Two New York-based crypto companies hope to scoop up growing institutional demand for physical bitcoin.

Announced Wednesday, Galaxy Digital’s trading arm and regulated bitcoin futures provider Bakkt said the service will offer asset managers and other institutional investors a “white glove” trading and custody solution.

As part of the collaboration, Galaxy will provide all the trading services and functionalities, leveraging its existing plugins to 30 different exchange venues.
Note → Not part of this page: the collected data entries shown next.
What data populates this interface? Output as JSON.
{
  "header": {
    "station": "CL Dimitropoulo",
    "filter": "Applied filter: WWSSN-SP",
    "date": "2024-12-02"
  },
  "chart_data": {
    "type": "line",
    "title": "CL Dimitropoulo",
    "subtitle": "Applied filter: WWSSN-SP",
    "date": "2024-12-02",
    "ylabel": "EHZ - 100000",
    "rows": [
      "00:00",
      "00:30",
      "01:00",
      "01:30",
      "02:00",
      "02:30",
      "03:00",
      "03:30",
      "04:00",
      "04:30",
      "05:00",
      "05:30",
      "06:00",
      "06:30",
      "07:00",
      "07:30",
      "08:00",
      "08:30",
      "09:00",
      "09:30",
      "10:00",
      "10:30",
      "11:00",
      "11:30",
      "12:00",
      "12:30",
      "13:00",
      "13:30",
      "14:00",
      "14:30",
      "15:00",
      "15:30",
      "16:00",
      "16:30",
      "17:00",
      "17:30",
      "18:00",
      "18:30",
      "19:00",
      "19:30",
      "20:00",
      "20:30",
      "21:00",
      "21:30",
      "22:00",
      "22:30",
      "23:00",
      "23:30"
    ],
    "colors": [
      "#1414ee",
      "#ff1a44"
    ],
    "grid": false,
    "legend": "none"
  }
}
Meanwhile, Bakkt will offer custody services through its Bakkt Warehouse, which it currently uses to facilitate physically settled bitcoin contracts.

Designed to work around the clock, the idea, according to Tim Plakas, Galaxy Digital Trading’s head of sales, is to offer a “safe, efficient and well-regulated route into physical bitcoin access, one that has been already proven successful in the macro hedge fund space.”

“We designed this partnership to service the uptick in demand our two firms have received from traditional asset managers seeking access to physical bitcoin,” Plakas added.

See also: Novogratz’s Crypto Investment Firm Galaxy Digital Shrinks Workforce 15%

While the idea of two big-name companies teaming up like this may seem like a titillating prospect, both Bakkt and Galaxy Digital have struggled to make much headway this year.

As a merchant bank that invests in crypto companies as well as trades digital assets, Galaxy Digital has failed to make much, if any, revenue since it first launched in January 2018. It reported a net loss of $32.9 million in the final quarter of 2019 and warned further losses from the coronavirus.

It was Galaxy Digital Trading, the branch now hooking up with Bakkt, that was responsible for pretty much wiping out Galaxy’s other revenue streams, losing a total $32.1 million in Q4.

See also: Bakkt CEO Mike Blandina Steps Down 4 Months After Taking Role

Bakkt, on the other hand, has struggled to attract much footfall. Launching in September 2019 after more than a year of delays, the exchange’s volumes have remained low.

For example, there was a week in January, and two weeks in late February, where not a single one of its options contracts traded. That contrasted with a broader derivative space that reported record volumes during the same timeframes.

So far this week, for instance, Bakkt’s total volume for monthly options contracts was stuck at zero. Bakkt’s futures have seen more volume, reaching record levels last month during Bitcoin’s halving, though it’s now returning to more typical levels.

UPDATE (June 10, 2020, 20:30 UTC): This article was updated for clarity.